Alla fine del decennio la band si zittisce e fa parlare le immagini. Sono quelle che scorrono lungo Instrument, il film diretto da Jem Cohen che esce in VHS nel Marzo del 1999 e che ripercorre per due ore, dall’esplosione del punk fino alle ultime sedute in studio che hanno prodotto End Hits, tutta la storia della band. Ad accompagnarlo, in formato audio, lo sperimentale Instrument Soundtrack: diciotto tra demo, outtakes e inediti che mostrano come, se avessero voluto, i Fugazi avrebbero potuto essere “altro”. Un po’ come riuscirono a dimostrare i Clash.

Valgano come esempio la I‘m So Tired suonata al piano da Ian McKaye dove c’è già tutto l’Ed Harcourt che verrà dieci anni più tardi, oppure l’irriconoscibile, soffocata versione demo di Rend It (da In On the Killtaker). O ancora la dolcezza slintiana di Trio‘s, il mini dub improvvisato sul giro di Shakin’ All Over, la Afterthought che pare essere stata cacciata in esilio dalle maestà sataniche degli Stones o la Turkish Disco desaparecido da Sandinista!

Un disco progettualmente transitorio e satellitare rispetto alle grandi cose della band ma che riesce a dare risalto alla smania sperimentale che ha sempre contraddistinto il gruppo di Washington D.C.

Consigliato solo ai fanatici.

E chi non è fanatico dei Fugazi nel 1999, viene da un altro pianeta.

 

L’atto conclusivo della vicenda Fugazi mette in mostra un gruppo con tante cose da dire. Fino alla fine.

The Argument scioglie definitivamente la furia hardcore in un gomitolo di trame trance-rock e di psichedelia dalla morfologia sfuggente e adulterata.

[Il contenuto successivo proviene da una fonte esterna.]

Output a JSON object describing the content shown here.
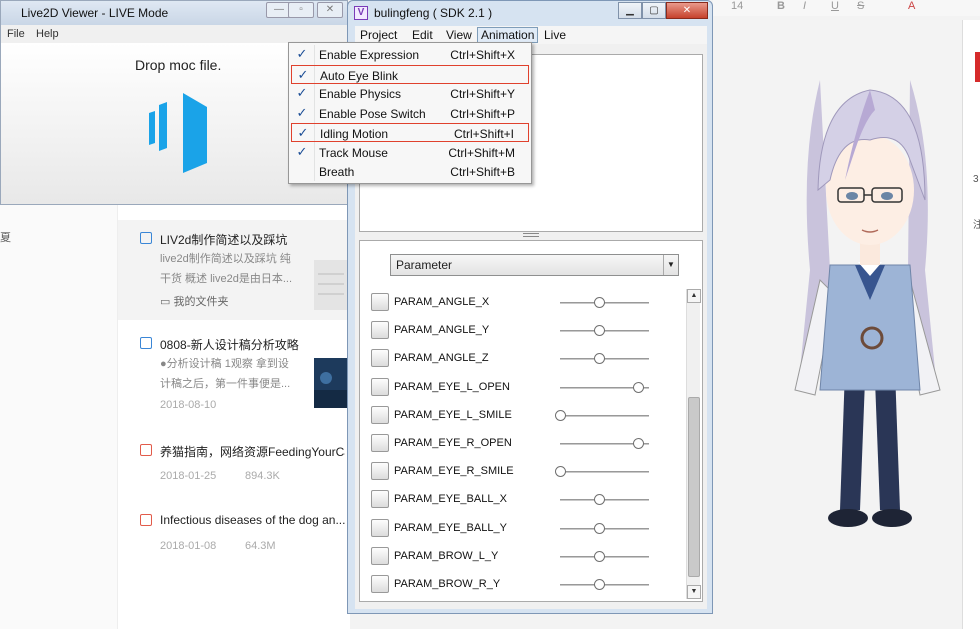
{
  "viewer": {
    "title": "Live2D Viewer - LIVE Mode",
    "menu": [
      "File",
      "Help"
    ],
    "drop_text": "Drop moc file."
  },
  "sdk": {
    "title": "bulingfeng ( SDK 2.1 )",
    "menu": [
      "Project",
      "Edit",
      "View",
      "Animation",
      "Live"
    ],
    "param_select": "Parameter",
    "params": [
      {
        "label": "PARAM_ANGLE_X",
        "value": 0.5
      },
      {
        "label": "PARAM_ANGLE_Y",
        "value": 0.5
      },
      {
        "label": "PARAM_ANGLE_Z",
        "value": 0.5
      },
      {
        "label": "PARAM_EYE_L_OPEN",
        "value": 1.0
      },
      {
        "label": "PARAM_EYE_L_SMILE",
        "value": 0.0
      },
      {
        "label": "PARAM_EYE_R_OPEN",
        "value": 1.0
      },
      {
        "label": "PARAM_EYE_R_SMILE",
        "value": 0.0
      },
      {
        "label": "PARAM_EYE_BALL_X",
        "value": 0.5
      },
      {
        "label": "PARAM_EYE_BALL_Y",
        "value": 0.5
      },
      {
        "label": "PARAM_BROW_L_Y",
        "value": 0.5
      },
      {
        "label": "PARAM_BROW_R_Y",
        "value": 0.5
      }
    ]
  },
  "animation_menu": {
    "items": [
      {
        "label": "Enable Expression",
        "shortcut": "Ctrl+Shift+X",
        "checked": true,
        "highlighted": false
      },
      {
        "label": "Auto Eye Blink",
        "shortcut": "",
        "checked": true,
        "highlighted": true
      },
      {
        "label": "Enable Physics",
        "shortcut": "Ctrl+Shift+Y",
        "checked": true,
        "highlighted": false
      },
      {
        "label": "Enable Pose Switch",
        "shortcut": "Ctrl+Shift+P",
        "checked": true,
        "highlighted": false
      },
      {
        "label": "Idling Motion",
        "shortcut": "Ctrl+Shift+I",
        "checked": true,
        "highlighted": true
      },
      {
        "label": "Track Mouse",
        "shortcut": "Ctrl+Shift+M",
        "checked": true,
        "highlighted": false
      },
      {
        "label": "Breath",
        "shortcut": "Ctrl+Shift+B",
        "checked": false,
        "highlighted": false
      }
    ]
  },
  "doc_list": {
    "left_fragment": "夏",
    "items": [
      {
        "title": "LIV2d制作简述以及踩坑",
        "sub1": "live2d制作简述以及踩坑 纯",
        "sub2": "干货 概述 live2d是由日本...",
        "folder": "我的文件夹",
        "date": "",
        "size": "",
        "icon": "doc"
      },
      {
        "title": "0808-新人设计稿分析攻略",
        "sub1": "●分析设计稿 1观察 拿到设",
        "sub2": "计稿之后，第一件事便是...",
        "folder": "",
        "date": "2018-08-10",
        "size": "",
        "icon": "doc"
      },
      {
        "title": "养猫指南，网络资源FeedingYourCat...",
        "sub1": "",
        "sub2": "",
        "folder": "",
        "date": "2018-01-25",
        "size": "894.3K",
        "icon": "pdf"
      },
      {
        "title": "Infectious diseases of the dog an...",
        "sub1": "",
        "sub2": "",
        "folder": "",
        "date": "2018-01-08",
        "size": "64.3M",
        "icon": "pdf"
      }
    ]
  },
  "right_app": {
    "font_size": "14",
    "bold": "B",
    "italic": "I",
    "underline": "U",
    "strike": "S",
    "font_color": "A",
    "frag1": "3",
    "frag2": "注"
  }
}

E’ l’epilogo della vicenda Fugazi e i quattro di Washington abbandonano la waiting room, ma in pigiama. Con un disco un po’ più nudo e quindi più vulnerabile, soprattutto nella sua parte centrale mentre altrove Full Disclosure, Epic Problem, Ex-Spectator tornano a sporcare le pareti di schizzi punk androidi, mostrando dolore sopra il dolore.

Non tutto è salvabile, in ogni caso. L’iniziale Cashout ad esempio morfologicamente è molto vicina a una sorta di duetto tra Anthony Kiedis e Flea epoca Californication. Altre analogie con il suono ammansito dei Red Hot Chili Peppers dell’epoca rivela del resto pure la chiusura affidata a The Argument.

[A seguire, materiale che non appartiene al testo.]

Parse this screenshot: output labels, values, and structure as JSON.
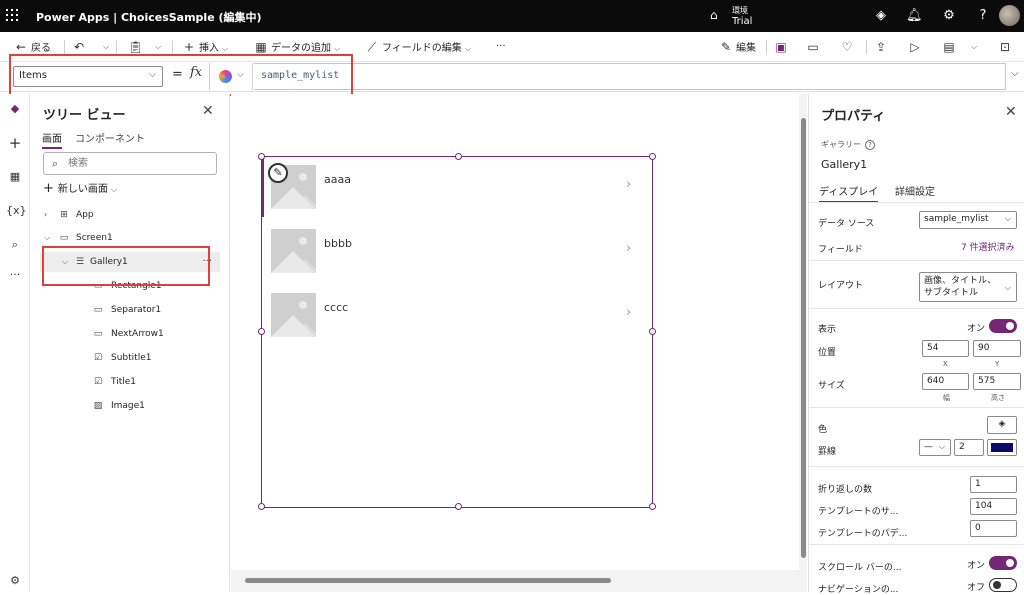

Altrove a regnare sovrana è una tendenza alla riconciliazione con l’indie-rock meno rumoroso (Life and Limb, The Kill, Strangelight, Nightshop) e più sonnolento ed ortodosso. È l’album più di routine tra i sei prodotti dalla band di Washington, nonostante la voglia di allargare a collaborazioni esterne al gruppo le porte della più importante istituzione del punk americano degli anni Novanta.
Le vicende familiari dei singoli componenti porteranno la band ad ibernarsi già l’anno successivo, senza mai tuttavia ufficializzare uno scioglimento o una rottura definitiva.

Perché i sogni non finiscono mai.

Solo, ogni tanto, ci lasciano tormentare nell’attesa del prossimo.

 

Mi mancate, Fugazi.

Dieci anni di buio intollerabile in cui gli scarafaggi si sono presi tutto, anche le classifiche e le pagine delle riviste di musica. 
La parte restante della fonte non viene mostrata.